我会按照字典读4声因为方言里的这个字我分不出是几声同音的有样子的样4声洋泾浜的样2声，字典的注音应该是相对较规范的。


----------



## Skatinginbc

zhg said:


> 字典的注音应该是相对较规范的。


問題是臺灣國語辭典給的注音是 da3 yang2.


----------



## 南门烤串

台湾跟大陆很多字读音都有区别，正常


----------



## fededm

吳語區「打烊」有「關門」的意思。
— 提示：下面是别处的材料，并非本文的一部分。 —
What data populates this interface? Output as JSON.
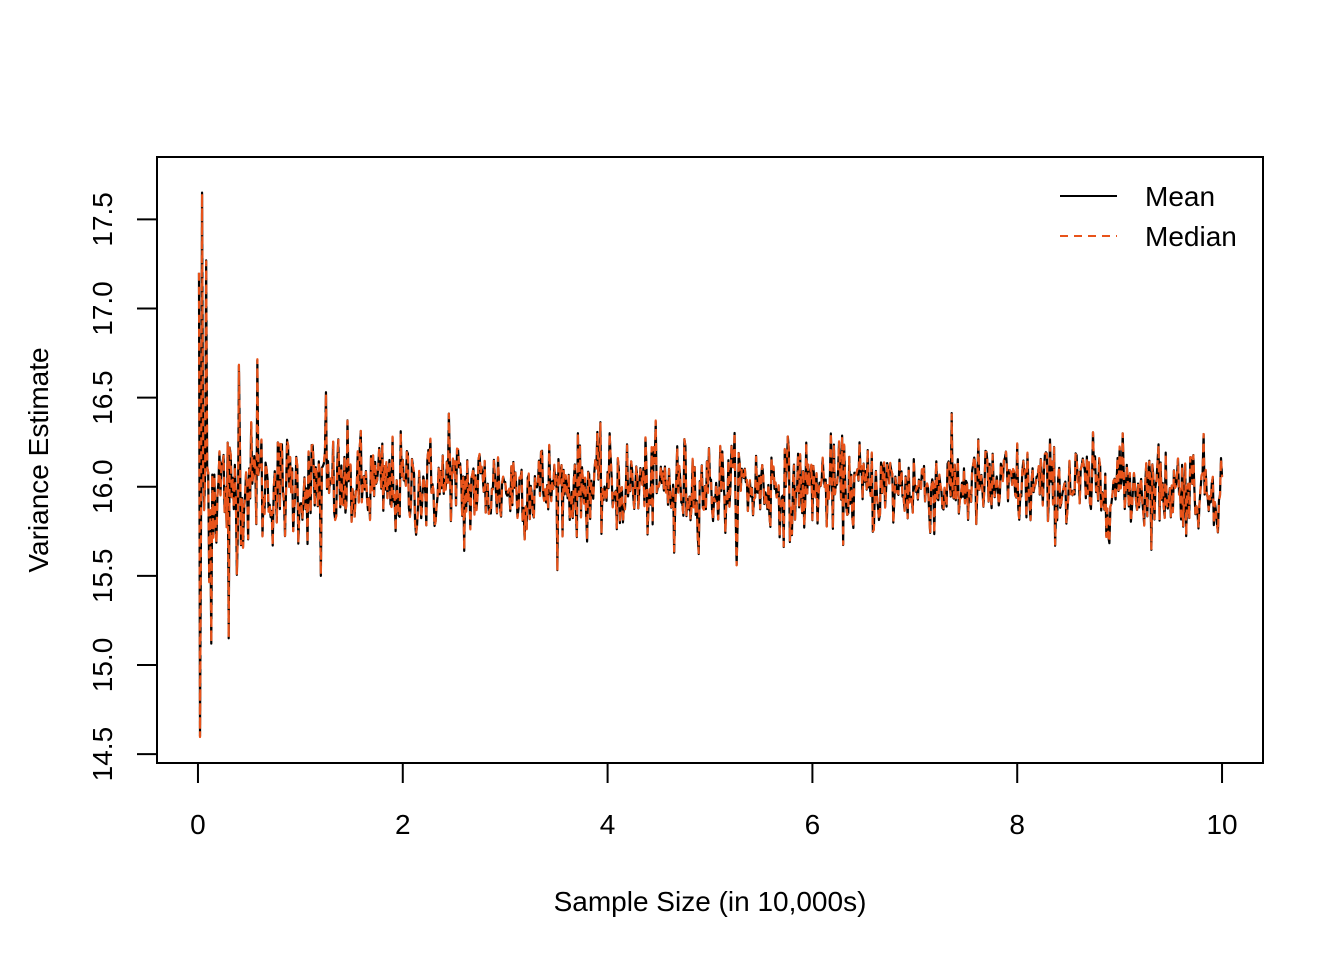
{
  "chart_data": {
    "type": "line",
    "title": "",
    "xlabel": "Sample Size (in 10,000s)",
    "ylabel": "Variance Estimate",
    "xlim": [
      -0.4,
      10.4
    ],
    "ylim": [
      14.45,
      17.85
    ],
    "x_ticks": [
      0,
      2,
      4,
      6,
      8,
      10
    ],
    "x_tick_labels": [
      "0",
      "2",
      "4",
      "6",
      "8",
      "10"
    ],
    "y_ticks": [
      14.5,
      15.0,
      15.5,
      16.0,
      16.5,
      17.0,
      17.5
    ],
    "y_tick_labels": [
      "14.5",
      "15.0",
      "15.5",
      "16.0",
      "16.5",
      "17.0",
      "17.5"
    ],
    "grid": false,
    "legend_position": "top-right",
    "center_value": 16.0,
    "x_range": [
      0.01,
      10
    ],
    "peak_points": [
      {
        "x": 0.01,
        "y": 17.2
      },
      {
        "x": 0.02,
        "y": 14.6
      },
      {
        "x": 0.04,
        "y": 17.65
      },
      {
        "x": 0.08,
        "y": 17.27
      },
      {
        "x": 0.13,
        "y": 15.12
      },
      {
        "x": 0.3,
        "y": 15.15
      },
      {
        "x": 0.4,
        "y": 16.68
      },
      {
        "x": 0.58,
        "y": 16.71
      },
      {
        "x": 1.2,
        "y": 15.5
      },
      {
        "x": 1.25,
        "y": 16.53
      },
      {
        "x": 2.45,
        "y": 16.41
      },
      {
        "x": 2.6,
        "y": 15.64
      },
      {
        "x": 4.65,
        "y": 15.63
      },
      {
        "x": 5.78,
        "y": 15.69
      },
      {
        "x": 9.0,
        "y": 16.22
      }
    ],
    "series": [
      {
        "name": "Mean",
        "color": "#000000",
        "dash": "solid"
      },
      {
        "name": "Median",
        "color": "#E8531A",
        "dash": "dashed"
      }
    ]
  }
}
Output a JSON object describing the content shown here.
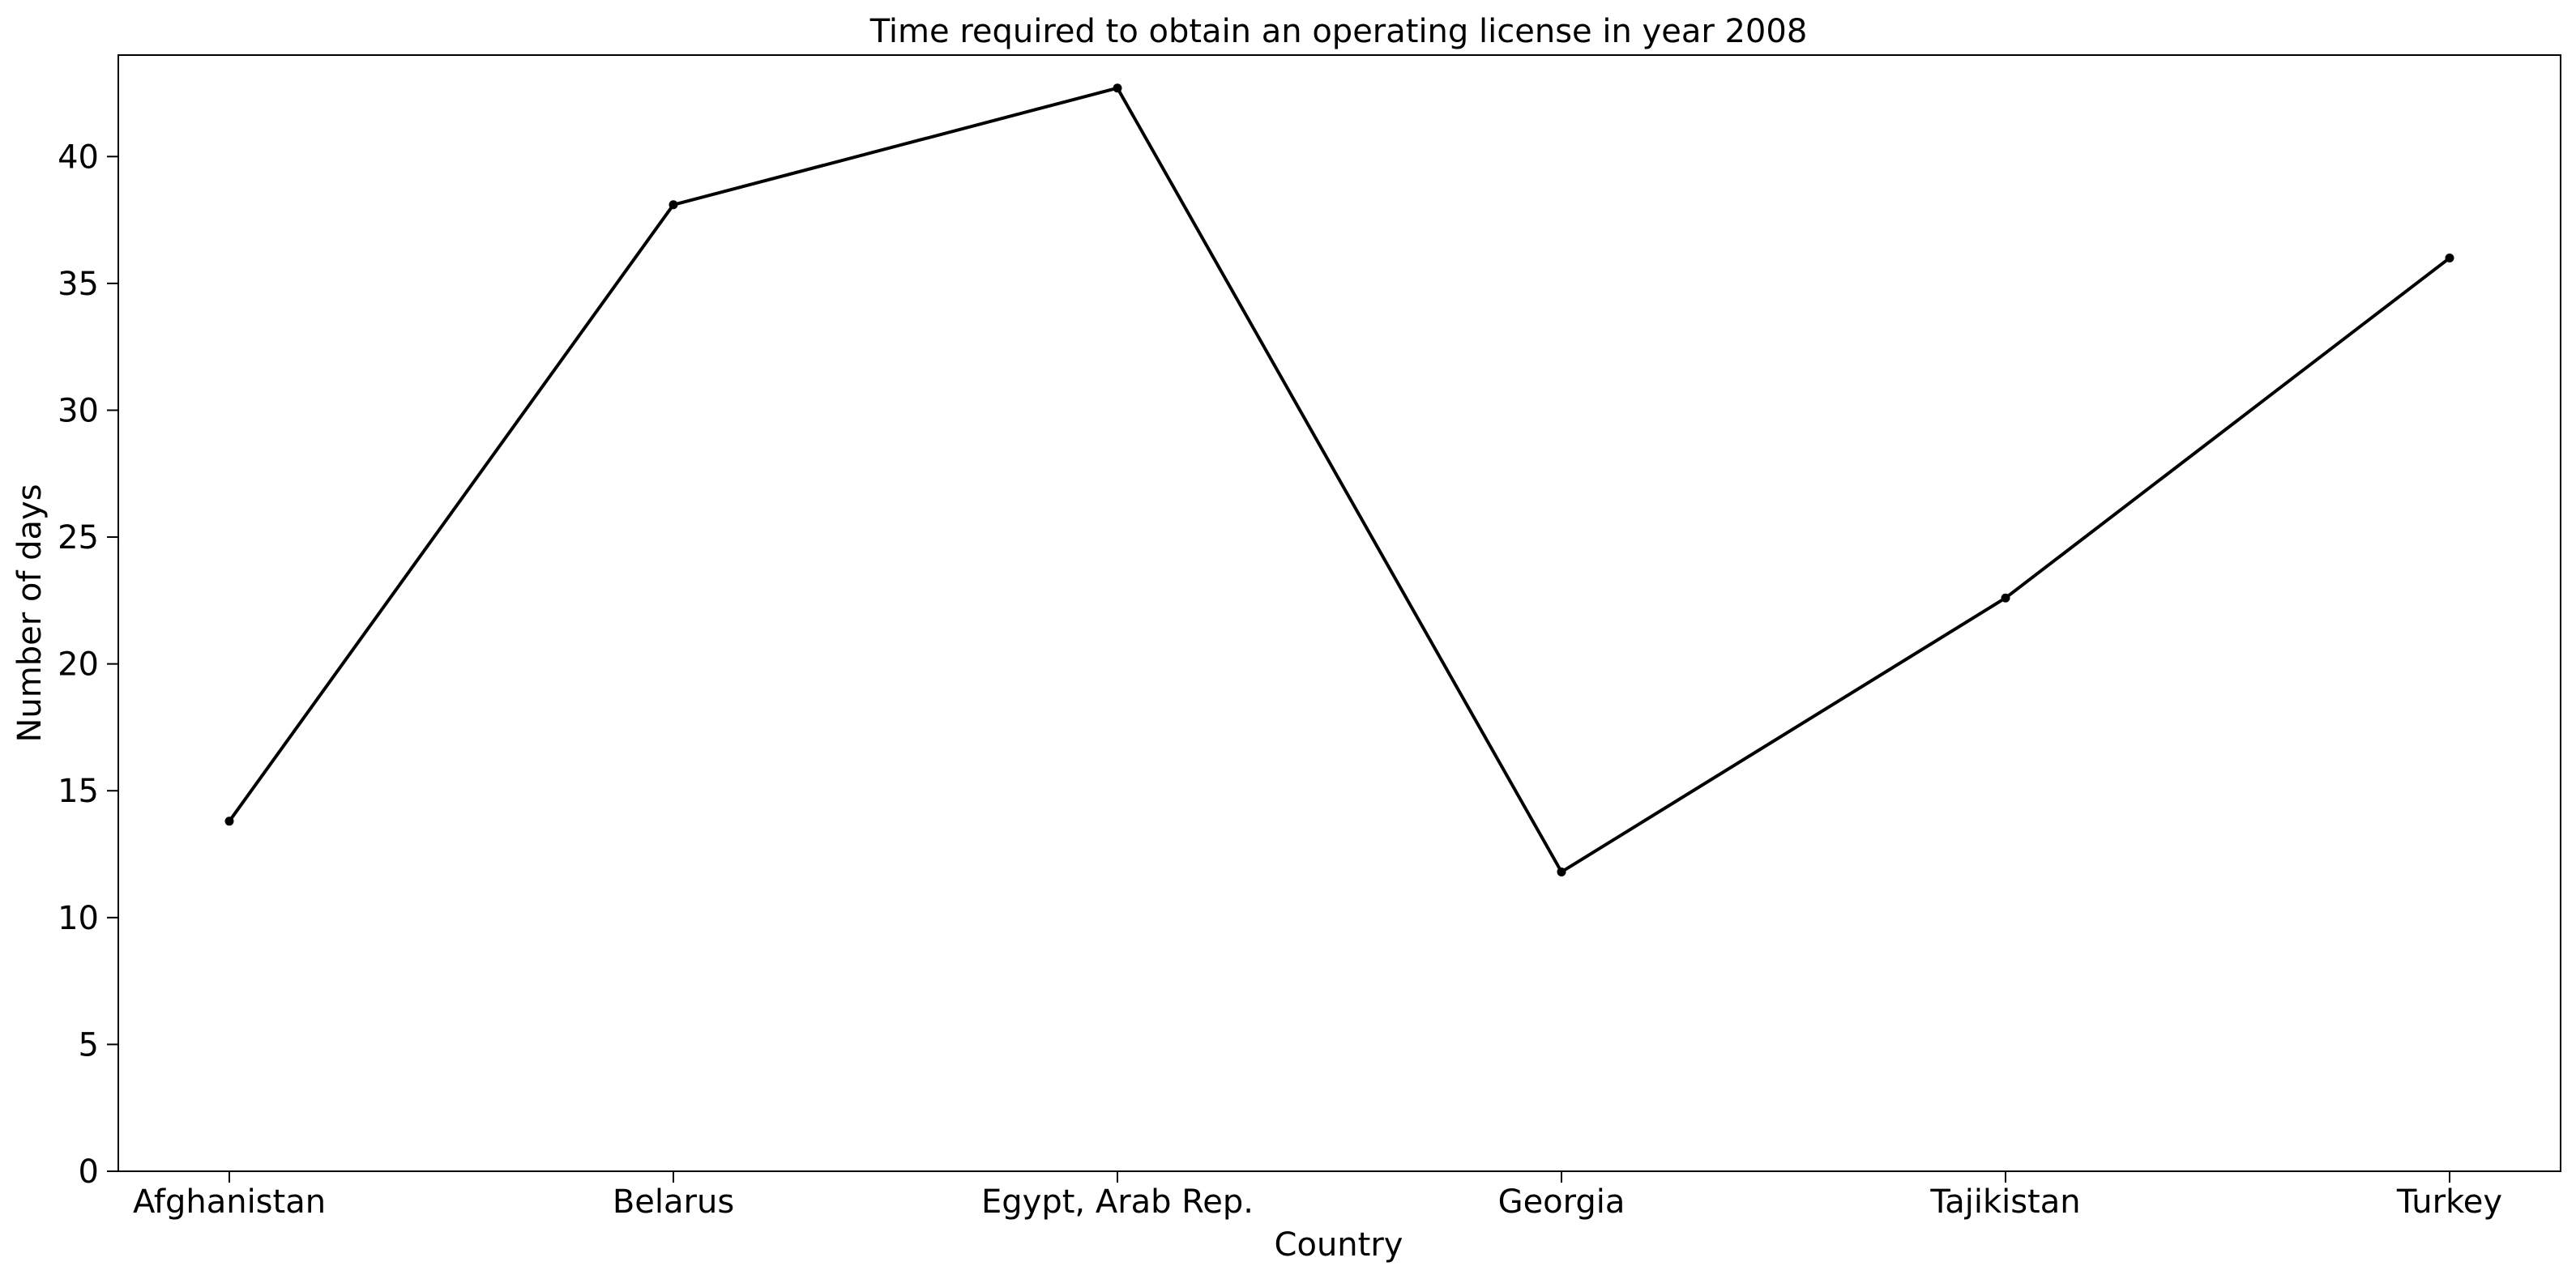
{
  "chart_data": {
    "type": "line",
    "title": "Time required to obtain an operating license in year 2008",
    "xlabel": "Country",
    "ylabel": "Number of days",
    "categories": [
      "Afghanistan",
      "Belarus",
      "Egypt, Arab Rep.",
      "Georgia",
      "Tajikistan",
      "Turkey"
    ],
    "series": [
      {
        "values": [
          13.8,
          38.1,
          42.7,
          11.8,
          22.6,
          36.0
        ]
      }
    ],
    "ylim": [
      0,
      44
    ],
    "yticks": [
      0,
      5,
      10,
      15,
      20,
      25,
      30,
      35,
      40
    ],
    "grid": false,
    "colors": {
      "line": "#000000",
      "axes": "#000000",
      "background": "#ffffff"
    }
  }
}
多音字：yang2 yang4


----------



## Skatinginbc

Thanks, fededm
你是說「烊」在吳語裡是多音字, 既可讀 yang2, 也可讀 yang4, 意思都一樣?  
還是說「烊」在吳語區的普通話裡是多音字, 有人讀 yang2, 也有人讀 yang4?


----------



## fededm

Skatinginbc said:


> Thanks, fededm
> 你是說「烊」在吳語裡是多音字, 既可讀 yang2, 也可讀 yang4, 意思都一樣?
> 還是說「烊」在吳語區的普通話裡是多音字, 有人讀 yang2, 也有人讀 yang4?


打烊的「烊」是阳去声 （yang4）
烊雪的「烊」是阳平声 （yang2）


----------



## Skatinginbc

你在描述普通話, "打烊"在吳語區的普通話裡讀 yang4?


----------



## fededm

yang4, yang2 我指的是普通話的聲調，但是「烊」在吳語里也是多音字（阳去声，阳平声 ）


----------



## Skatinginbc

Thank you, fededm.


----------



## Youngfun

我只听到过打烊 yáng.
我觉得可能是最近今年团购和外卖软件（包括网站和app）火了，所以“打烊”这个词在大陆也火了。
国外华人可能不一定听得懂。


----------